According to the SEC’s complaint, Daniel Rivas, a former IT employee of a large bank, was at the center of the alleged scheme, misusing his access to a bank computer system to tip four individuals who traded on the information. He allegedly tipped others who also traded and passed along the tips. According to the complaint, the traders profited on market-moving news related to 30 impending corporate deals from October 2014 to April 2017.
The SEC’s complaint alleges that Rivas frequently tipped his girlfriend’s father, James Moodhe, who traded on the information and used coded conversations and in-person meetings to relay the tips to his friend, Michael Siva, a financial advisor at a brokerage firm. Siva allegedly used the confidential information to make profitable trades for his brokerage firm clients, earning commissions for himself in the process, and he passed numerous tips along to a client who traded on them. The complaint alleges that Siva also traded on behalf of himself and his wife based on two of the tips he got from Moodhe, a former financial services company treasurer.
A separate trading ring allegedly involved two of Rivas’s friends in Florida, Roberto Rodriguez and Rodolfo Sablon, who discussed tips on an encrypted, self-destructing smartphone messaging application and used shell companies to carry out their insider trading.

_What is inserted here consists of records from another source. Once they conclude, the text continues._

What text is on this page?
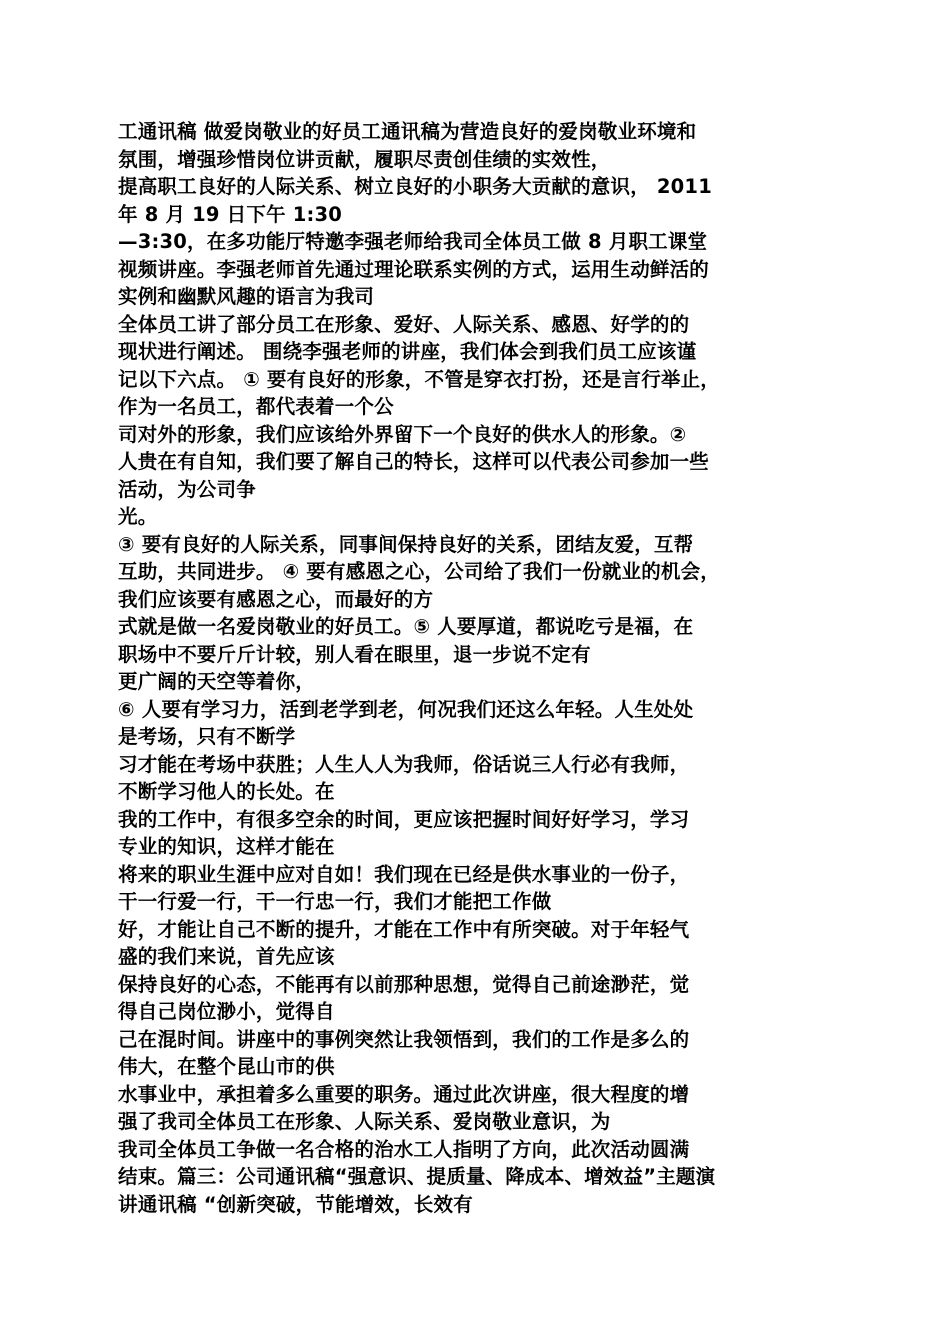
工通讯稿 做爱岗敬业的好员工通讯稿为营造良好的爱岗敬业环境和
氛围，增强珍惜岗位讲贡献，履职尽责创佳绩的实效性，
提高职工良好的人际关系、树立良好的小职务大贡献的意识， 2011
年 8 月 19 日下午 1:30
—3:30，在多功能厅特邀李强老师给我司全体员工做 8 月职工课堂
视频讲座。李强老师首先通过理论联系实例的方式，运用生动鲜活的
实例和幽默风趣的语言为我司
全体员工讲了部分员工在形象、爱好、人际关系、感恩、好学的的
现状进行阐述。 围绕李强老师的讲座，我们体会到我们员工应该谨
记以下六点。 ① 要有良好的形象，不管是穿衣打扮，还是言行举止，
作为一名员工，都代表着一个公
司对外的形象，我们应该给外界留下一个良好的供水人的形象。②
人贵在有自知，我们要了解自己的特长，这样可以代表公司参加一些
活动，为公司争
光。
③ 要有良好的人际关系，同事间保持良好的关系，团结友爱，互帮
互助，共同进步。 ④ 要有感恩之心，公司给了我们一份就业的机会，
我们应该要有感恩之心，而最好的方
式就是做一名爱岗敬业的好员工。⑤ 人要厚道，都说吃亏是福，在
职场中不要斤斤计较，别人看在眼里，退一步说不定有
更广阔的天空等着你，
⑥ 人要有学习力，活到老学到老，何况我们还这么年轻。人生处处
是考场，只有不断学
习才能在考场中获胜；人生人人为我师，俗话说三人行必有我师，
不断学习他人的长处。在
我的工作中，有很多空余的时间，更应该把握时间好好学习，学习
专业的知识，这样才能在
将来的职业生涯中应对自如！我们现在已经是供水事业的一份子，
干一行爱一行，干一行忠一行，我们才能把工作做
好，才能让自己不断的提升，才能在工作中有所突破。对于年轻气
盛的我们来说，首先应该
保持良好的心态，不能再有以前那种思想，觉得自己前途渺茫，觉
得自己岗位渺小，觉得自
己在混时间。讲座中的事例突然让我领悟到，我们的工作是多么的
伟大，在整个昆山市的供
水事业中，承担着多么重要的职务。通过此次讲座，很大程度的增
强了我司全体员工在形象、人际关系、爱岗敬业意识，为
我司全体员工争做一名合格的治水工人指明了方向，此次活动圆满
结束。篇三：公司通讯稿“强意识、提质量、降成本、增效益”主题演
讲通讯稿 “创新突破，节能增效，长效有
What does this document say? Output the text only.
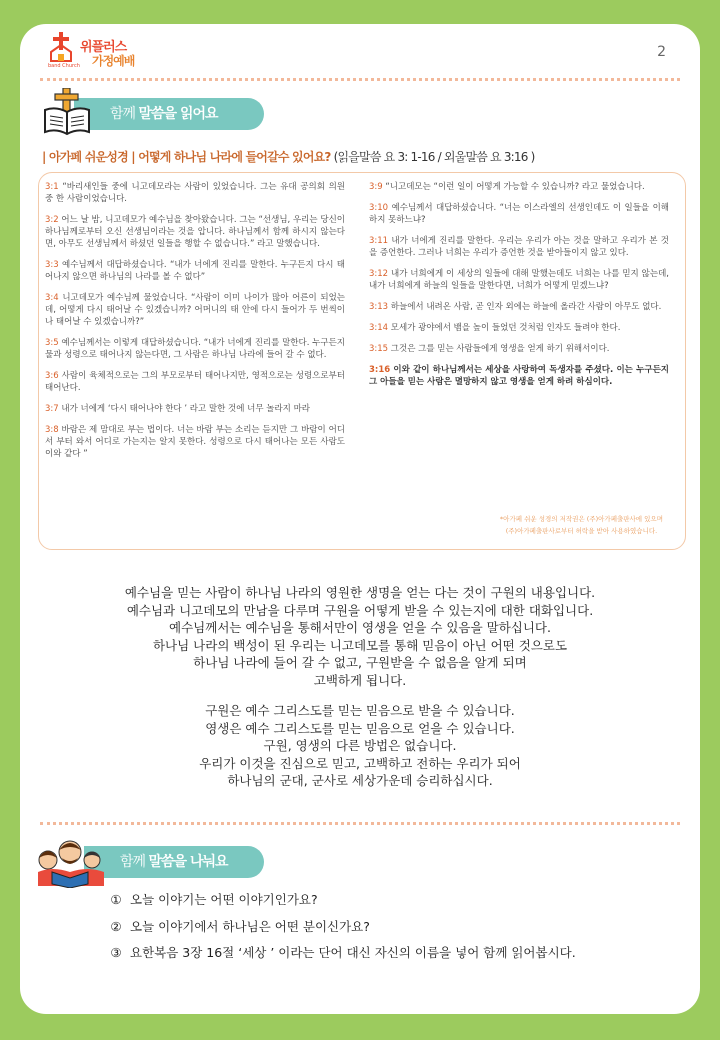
위플러스
가정예배
band Church
2
함께 말씀을 읽어요
| 아가페 쉬운성경 | 어떻게 하나님 나라에 들어갈수 있어요? (읽을말씀 요 3: 1-16 / 외울말씀 요 3:16 )

3:1 “바리새인들 중에 니고데모라는 사람이 있었습니다. 그는 유대 공의회 의원 중 한 사람이었습니다.

3:2 어느 날 밤, 니고데모가 예수님을 찾아왔습니다. 그는 “선생님, 우리는 당신이 하나님께로부터 오신 선생님이라는 것을 압니다. 하나님께서 함께 하시지 않는다면, 아무도 선생님께서 하셨던 일들을 행할 수 없습니다.” 라고 말했습니다.

3:3 예수님께서 대답하셨습니다. “내가 너에게 진리를 말한다. 누구든지 다시 태어나지 않으면 하나님의 나라를 볼 수 없다”

3:4 니고데모가 예수님께 물었습니다. “사람이 이미 나이가 많아 어른이 되었는데, 어떻게 다시 태어날 수 있겠습니까? 어머니의 태 안에 다시 들어가 두 번씩이나 태어날 수 있겠습니까?”

3:5 예수님께서는 이렇게 대답하셨습니다. “내가 너에게 진리를 말한다. 누구든지 물과 성령으로 태어나지 않는다면, 그 사람은 하나님 나라에 들어 갈 수 없다.

3:6 사람이 육체적으로는 그의 부모로부터 태어나지만, 영적으로는 성령으로부터 태어난다.

3:7 내가 너에게 ‘다시 태어나야 한다 ’ 라고 말한 것에 너무 놀라지 마라

3:8 바람은 제 맘대로 부는 법이다. 너는 바람 부는 소리는 듣지만 그 바람이 어디서 부터 와서 어디로 가는지는 알지 못한다. 성령으로 다시 태어나는 모든 사람도 이와 같다 ”

3:9 “니고데모는 “이런 일이 어떻게 가능할 수 있습니까? 라고 물었습니다.

3:10 예수님께서 대답하셨습니다. “너는 이스라엘의 선생인데도 이 일들을 이해하지 못하느냐?

3:11 내가 너에게 진리를 말한다. 우리는 우리가 아는 것을 말하고 우리가 본 것을 증언한다. 그러나 너희는 우리가 증언한 것을 받아들이지 않고 있다.

3:12 내가 너희에게 이 세상의 일들에 대해 말했는데도 너희는 나를 믿지 않는데, 내가 너희에게 하늘의 일들을 말한다면, 너희가 어떻게 믿겠느냐?

3:13 하늘에서 내려온 사람, 곧 인자 외에는 하늘에 올라간 사람이 아무도 없다.

3:14 모세가 광야에서 뱀을 높이 들었던 것처럼 인자도 들려야 한다.

3:15 그것은 그를 믿는 사람들에게 영생을 얻게 하기 위해서이다.

3:16 이와 같이 하나님께서는 세상을 사랑하여 독생자를 주셨다. 이는 누구든지 그 아들을 믿는 사람은 멸망하지 않고 영생을 얻게 하려 하심이다.

*아가페 쉬운 성경의 저작권은 (주)아가페출판사에 있으며
(주)아가페출판사로부터 허락을 받아 사용하였습니다.
예수님을 믿는 사람이 하나님 나라의 영원한 생명을 얻는 다는 것이 구원의 내용입니다.
예수님과 니고데모의 만남을 다루며 구원을 어떻게 받을 수 있는지에 대한 대화입니다.
예수님께서는 예수님을 통해서만이 영생을 얻을 수 있음을 말하십니다.
하나님 나라의 백성이 된 우리는 니고데모를 통해 믿음이 아닌 어떤 것으로도
하나님 나라에 들어 갈 수 없고, 구원받을 수 없음을 알게 되며
고백하게 됩니다.
구원은 예수 그리스도를 믿는 믿음으로 받을 수 있습니다.
영생은 예수 그리스도를 믿는 믿음으로 얻을 수 있습니다.
구원, 영생의 다른 방법은 없습니다.
우리가 이것을 진심으로 믿고, 고백하고 전하는 우리가 되어
하나님의 군대, 군사로 세상가운데 승리하십시다.
함께 말씀을 나눠요
① 오늘 이야기는 어떤 이야기인가요?
② 오늘 이야기에서 하나님은 어떤 분이신가요?
③ 요한복음 3장 16절 ‘세상 ’ 이라는 단어 대신 자신의 이름을 넣어 함께 읽어봅시다.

Although Rodriguez and Sablon were inexperienced traders, in just over a year they turned less than $100,000 into more than $2 million in profits by making aggressive options trades based on the confidential information. Rodriguez also is alleged to have passed several tips to one of his friends who also traded.
According to the SEC’s complaint, a third trading ring involved Jhonatan Zoquier, another inexperienced trader who profited by trading on inside information communicated through the encrypted messaging application. The complaint further alleges that New Jersey-based Zoquier repeatedly passed the confidential information along to Jeffrey Rogiers of Oakland, California, who placed several illegal trades for himself and tipped others to trade.
The case stems from the SEC Market Abuse Unit’s Analysis and Detection Center, which uses data analysis tools to detect suspicious patterns such as improbably successful trading across different securities over time. Enhanced detection capabilities enabled SEC enforcement staff to spot the unusual trading activities.